O uso de repelentes em crianças é uma preocupação comum entre pais e responsáveis, especialmente durante o verão ou em locais de risco de doenças transmitidas por mosquitos, como dengue, zika e chikungunya. A exposição a insetos não apenas causa desconforto, mas pode representar sérios riscos à saúde. Por isso, surge a dúvida: até que ponto os repelentes são seguros para o uso em crianças?

A Sociedade Brasileira de Pediatria (SBP) recomenda que o uso de repelentes em crianças deve ser feito com cautela e sempre levando em consideração a faixa etária. Para bebês com menos de 6 meses, a orientação é evitar o uso de repelentes químicos, enquanto para crianças a partir dessa idade, os produtos contendo substâncias como DEET (N,N-dietil-meta-toluamida) e Icaridina podem ser usados, desde que em concentrações adequadas e com a recomendação de um pediatra. A SBP esclarece que o DEET, em concentrações de até 30%, é seguro para crianças a partir dos 6 meses de idade, enquanto os repelentes à base de Icaridina, mais recomendados para essa faixa etária, têm uma margem de segurança ainda mais ampla.

A escolha do repelente é um fator crucial para garantir a segurança das crianças. O produto ideal deve ser indicado para a faixa etária da criança e sempre registrado na ANVISA (Agência Nacional de Vigilância Sanitária). Além disso, é importante verificar a concentração de substâncias ativas, como o DEET ou a Icaridina, que devem ser usadas de maneira controlada. Repelentes naturais, como os à base de citronela, também estão disponíveis, mas a eficácia pode ser menor, especialmente em áreas de risco mais elevado.

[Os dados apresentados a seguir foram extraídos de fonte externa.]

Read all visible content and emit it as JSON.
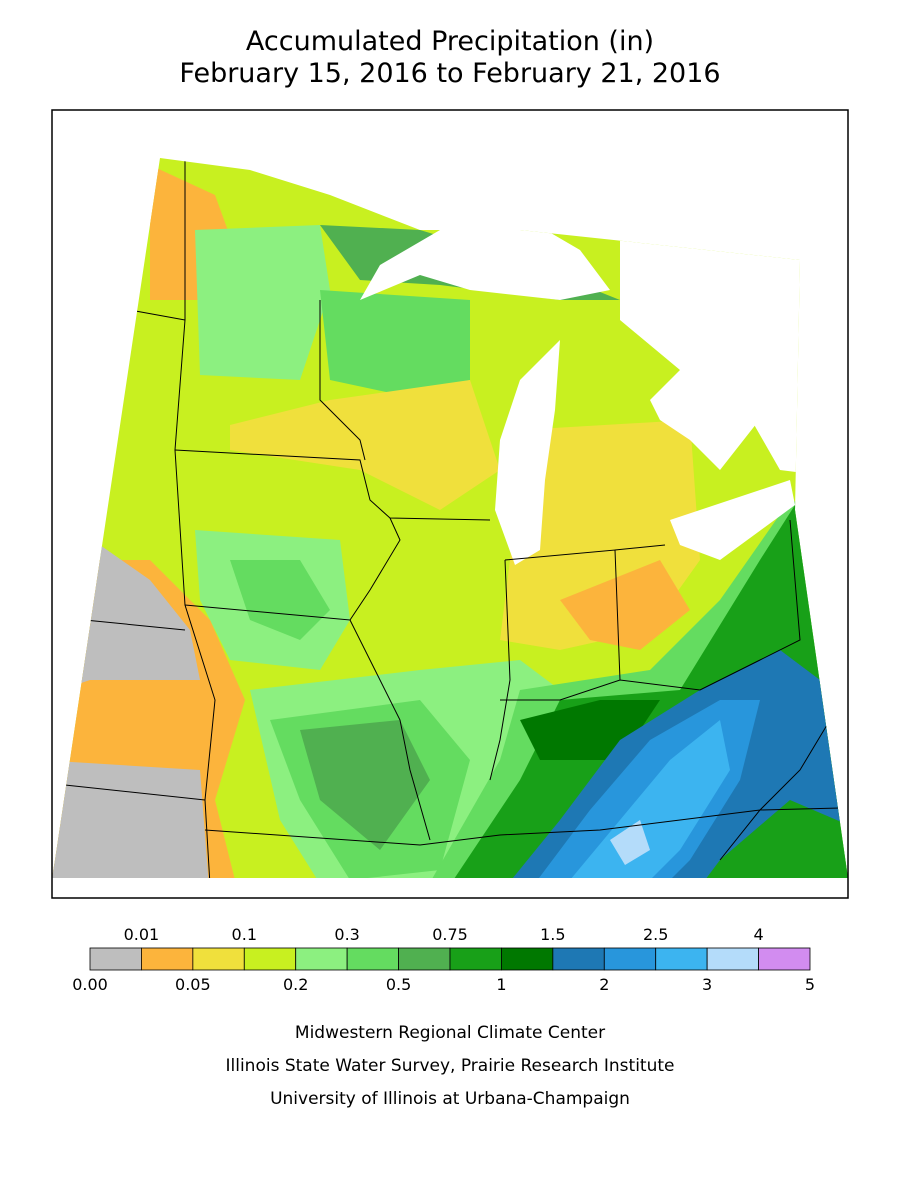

A aplicação do repelente deve ser feita de maneira cuidadosa, evitando áreas sensíveis como os olhos, boca e mucosas. A recomendação é aplicar o produto nas mãos do responsável e, em seguida, espalhá-lo suavemente pela pele da criança. Após o uso, as mãos devem ser lavadas imediatamente para evitar o contato do repelente com a face ou ingestão acidental. Além disso, nunca é aconselhável aplicar o repelente em áreas cobertas por roupas ou sob fraldas, uma vez que a eficácia do produto pode ser comprometida.

É importante também tomar cuidado com a reaplicação do produto. A maioria dos repelentes tem uma durabilidade de 4 a 6 horas. Caso a criança entre em contato com a água ou transpire excessivamente, o repelente pode perder a eficácia, sendo necessário reaplicar. A Sociedade Brasileira de Pediatria alerta para o uso responsável, evitando o uso excessivo do produto, o que pode resultar em irritações na pele ou efeitos adversos.

Por fim, a prevenção deve ir além do uso de repelentes. É sempre recomendável que as crianças usem roupas adequadas, preferencialmente de manga longa e calças, para reduzir a exposição aos mosquitos. Além disso, a eliminação de focos de mosquitos no ambiente, como recipientes com água parada, também é essencial para garantir a proteção da saúde infantil contra doenças transmitidas por insetos. A combinação de estratégias, como repelentes, roupas adequadas e a eliminação de focos, pode ser eficaz para garantir a proteção das crianças.